United States v. Porche
Annotate this Case
53 U.S. 426 (1851)
U.S. Supreme Court
United States v. Porche, 53 U.S. 12 How. 426 426 (1851)
United States v. Porche
53 U.S. (12 How.) 426
The Act of Congress passed on 26 May, 1824, enabling claimants to land in Missouri and Arkansas to try their titles, was revived by the Act of 17 June, 1844, and extended to Louisiana.
By the fifth section of the act of 1824, the claimants were required to present their claims within two years from the passage of the law.
This section being revived by the act of 1844, claimants were required by the latter act to present their claims before 17 June, 1846.
Acts supplementary to that of 1824 were not revived by the act of 1844. Nothing was revived except the original act.
The District Court of Louisiana had no jurisdiction, therefore, over a case where the petition was not presented until 8 March, 1848.
The ninth section of the act of 1824 does not prevent the United States from appealing, where a claim is for less than one thousand acres.
This was a land case arising under the act of 1824 as revived by the act of 1844.
On 8 March, 1848, Porche filed his petition in the district court claiming a confirmation of an order of survey made by Governor Miro in 1788. It is not necessary to state the title, as the case went off on a question of jurisdiction.

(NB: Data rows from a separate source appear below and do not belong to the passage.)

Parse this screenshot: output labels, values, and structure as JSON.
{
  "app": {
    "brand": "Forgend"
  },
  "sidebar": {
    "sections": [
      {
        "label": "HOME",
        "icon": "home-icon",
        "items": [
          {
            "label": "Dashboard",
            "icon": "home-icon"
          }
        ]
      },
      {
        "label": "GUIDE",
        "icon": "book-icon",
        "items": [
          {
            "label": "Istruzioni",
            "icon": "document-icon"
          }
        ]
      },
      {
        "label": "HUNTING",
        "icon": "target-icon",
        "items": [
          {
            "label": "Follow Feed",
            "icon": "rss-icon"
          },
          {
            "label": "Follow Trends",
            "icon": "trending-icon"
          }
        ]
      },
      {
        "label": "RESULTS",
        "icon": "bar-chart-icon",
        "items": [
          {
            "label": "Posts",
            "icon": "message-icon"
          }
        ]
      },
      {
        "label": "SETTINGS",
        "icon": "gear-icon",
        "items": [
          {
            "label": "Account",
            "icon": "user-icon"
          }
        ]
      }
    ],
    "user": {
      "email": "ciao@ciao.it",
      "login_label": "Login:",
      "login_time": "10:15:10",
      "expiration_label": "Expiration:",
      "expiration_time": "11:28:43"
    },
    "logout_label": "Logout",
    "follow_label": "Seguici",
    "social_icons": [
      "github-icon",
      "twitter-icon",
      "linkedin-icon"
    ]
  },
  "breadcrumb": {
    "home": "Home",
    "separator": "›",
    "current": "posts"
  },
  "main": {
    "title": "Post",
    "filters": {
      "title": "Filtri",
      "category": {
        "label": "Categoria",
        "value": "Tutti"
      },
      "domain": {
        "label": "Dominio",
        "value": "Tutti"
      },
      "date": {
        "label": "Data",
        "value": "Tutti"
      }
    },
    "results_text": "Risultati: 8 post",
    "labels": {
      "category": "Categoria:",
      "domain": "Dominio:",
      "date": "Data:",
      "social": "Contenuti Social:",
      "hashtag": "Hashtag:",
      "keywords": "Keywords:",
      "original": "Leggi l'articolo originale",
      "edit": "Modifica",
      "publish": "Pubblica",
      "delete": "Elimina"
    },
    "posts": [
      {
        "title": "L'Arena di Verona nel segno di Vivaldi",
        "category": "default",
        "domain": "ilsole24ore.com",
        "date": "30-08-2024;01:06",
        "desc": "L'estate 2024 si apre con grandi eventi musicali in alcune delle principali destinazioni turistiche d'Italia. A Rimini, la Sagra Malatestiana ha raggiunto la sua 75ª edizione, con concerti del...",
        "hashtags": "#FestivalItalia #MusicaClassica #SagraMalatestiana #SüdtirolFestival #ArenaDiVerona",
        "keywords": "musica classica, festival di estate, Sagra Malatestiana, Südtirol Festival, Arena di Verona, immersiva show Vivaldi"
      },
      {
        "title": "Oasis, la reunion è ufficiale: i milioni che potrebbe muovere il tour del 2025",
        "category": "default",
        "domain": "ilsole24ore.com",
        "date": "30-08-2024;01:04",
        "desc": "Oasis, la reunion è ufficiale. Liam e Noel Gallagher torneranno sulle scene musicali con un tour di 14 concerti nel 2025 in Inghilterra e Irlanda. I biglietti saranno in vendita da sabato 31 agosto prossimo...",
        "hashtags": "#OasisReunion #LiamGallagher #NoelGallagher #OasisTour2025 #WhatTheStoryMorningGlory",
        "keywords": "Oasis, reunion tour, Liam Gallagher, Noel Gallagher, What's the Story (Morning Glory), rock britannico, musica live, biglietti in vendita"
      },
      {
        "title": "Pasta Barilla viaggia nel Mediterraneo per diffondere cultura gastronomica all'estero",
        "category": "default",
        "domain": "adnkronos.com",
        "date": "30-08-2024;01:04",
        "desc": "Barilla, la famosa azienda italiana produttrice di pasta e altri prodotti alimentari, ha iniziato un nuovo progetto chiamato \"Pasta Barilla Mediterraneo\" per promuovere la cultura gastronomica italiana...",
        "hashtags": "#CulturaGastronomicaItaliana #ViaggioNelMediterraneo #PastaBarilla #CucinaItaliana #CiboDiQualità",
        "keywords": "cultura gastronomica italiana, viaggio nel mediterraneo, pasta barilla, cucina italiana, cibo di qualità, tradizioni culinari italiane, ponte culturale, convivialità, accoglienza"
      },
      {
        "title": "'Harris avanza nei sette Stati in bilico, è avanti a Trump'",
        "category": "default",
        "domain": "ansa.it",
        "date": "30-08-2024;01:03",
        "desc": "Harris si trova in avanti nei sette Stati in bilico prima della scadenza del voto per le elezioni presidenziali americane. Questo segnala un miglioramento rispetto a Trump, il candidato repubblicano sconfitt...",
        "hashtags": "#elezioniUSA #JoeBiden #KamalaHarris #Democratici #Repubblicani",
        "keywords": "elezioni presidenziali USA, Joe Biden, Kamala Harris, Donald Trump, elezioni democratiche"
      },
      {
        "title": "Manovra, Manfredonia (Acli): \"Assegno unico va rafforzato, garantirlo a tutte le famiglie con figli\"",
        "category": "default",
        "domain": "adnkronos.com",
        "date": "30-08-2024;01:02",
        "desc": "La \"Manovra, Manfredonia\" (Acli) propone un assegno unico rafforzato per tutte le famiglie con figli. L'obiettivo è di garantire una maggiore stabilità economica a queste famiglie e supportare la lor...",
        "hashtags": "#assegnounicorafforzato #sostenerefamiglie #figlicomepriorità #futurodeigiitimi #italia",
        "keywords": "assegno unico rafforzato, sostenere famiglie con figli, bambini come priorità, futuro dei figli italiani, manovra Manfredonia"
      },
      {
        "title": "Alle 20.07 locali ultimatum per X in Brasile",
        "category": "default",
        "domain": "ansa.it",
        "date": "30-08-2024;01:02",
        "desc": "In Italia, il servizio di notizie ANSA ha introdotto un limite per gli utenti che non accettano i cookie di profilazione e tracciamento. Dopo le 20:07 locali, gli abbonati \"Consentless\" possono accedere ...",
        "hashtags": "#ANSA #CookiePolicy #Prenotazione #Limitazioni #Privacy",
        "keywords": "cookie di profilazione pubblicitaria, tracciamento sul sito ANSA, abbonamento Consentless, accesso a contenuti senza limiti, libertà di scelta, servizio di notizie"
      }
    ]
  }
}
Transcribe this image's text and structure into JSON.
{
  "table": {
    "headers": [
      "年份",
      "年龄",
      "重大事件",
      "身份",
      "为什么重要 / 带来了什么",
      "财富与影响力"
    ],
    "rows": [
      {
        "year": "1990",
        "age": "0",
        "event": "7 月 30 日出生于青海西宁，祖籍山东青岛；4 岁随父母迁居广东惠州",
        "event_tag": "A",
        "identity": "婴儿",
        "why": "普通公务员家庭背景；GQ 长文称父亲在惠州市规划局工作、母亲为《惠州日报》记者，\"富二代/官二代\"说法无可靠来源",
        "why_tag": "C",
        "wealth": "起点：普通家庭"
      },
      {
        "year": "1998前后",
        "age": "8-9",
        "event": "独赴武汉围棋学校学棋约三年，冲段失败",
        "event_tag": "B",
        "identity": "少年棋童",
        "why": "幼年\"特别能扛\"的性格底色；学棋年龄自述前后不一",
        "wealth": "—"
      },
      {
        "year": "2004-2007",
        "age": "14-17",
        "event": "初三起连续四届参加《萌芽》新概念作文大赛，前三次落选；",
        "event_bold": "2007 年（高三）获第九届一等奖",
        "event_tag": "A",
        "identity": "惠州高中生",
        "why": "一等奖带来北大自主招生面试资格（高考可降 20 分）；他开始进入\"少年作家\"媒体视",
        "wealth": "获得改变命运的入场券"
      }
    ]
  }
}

The district Attorney put in a plea that the two years within which, by the act of 1824, petitions were to be presented, had elapsed at the filing of the petition, and that no suit could be brought against the United States after 17 June, 1846.
The court overruled the plea, and the district attorney then answered, repeating his plea of limitations and also denying the allegations of the petition generally.
After sundry proceedings which it is not necessary to state, the district court, on 6 June, 1849, passed a decree confirming the claim.
From this decree the United States appealed to this Court.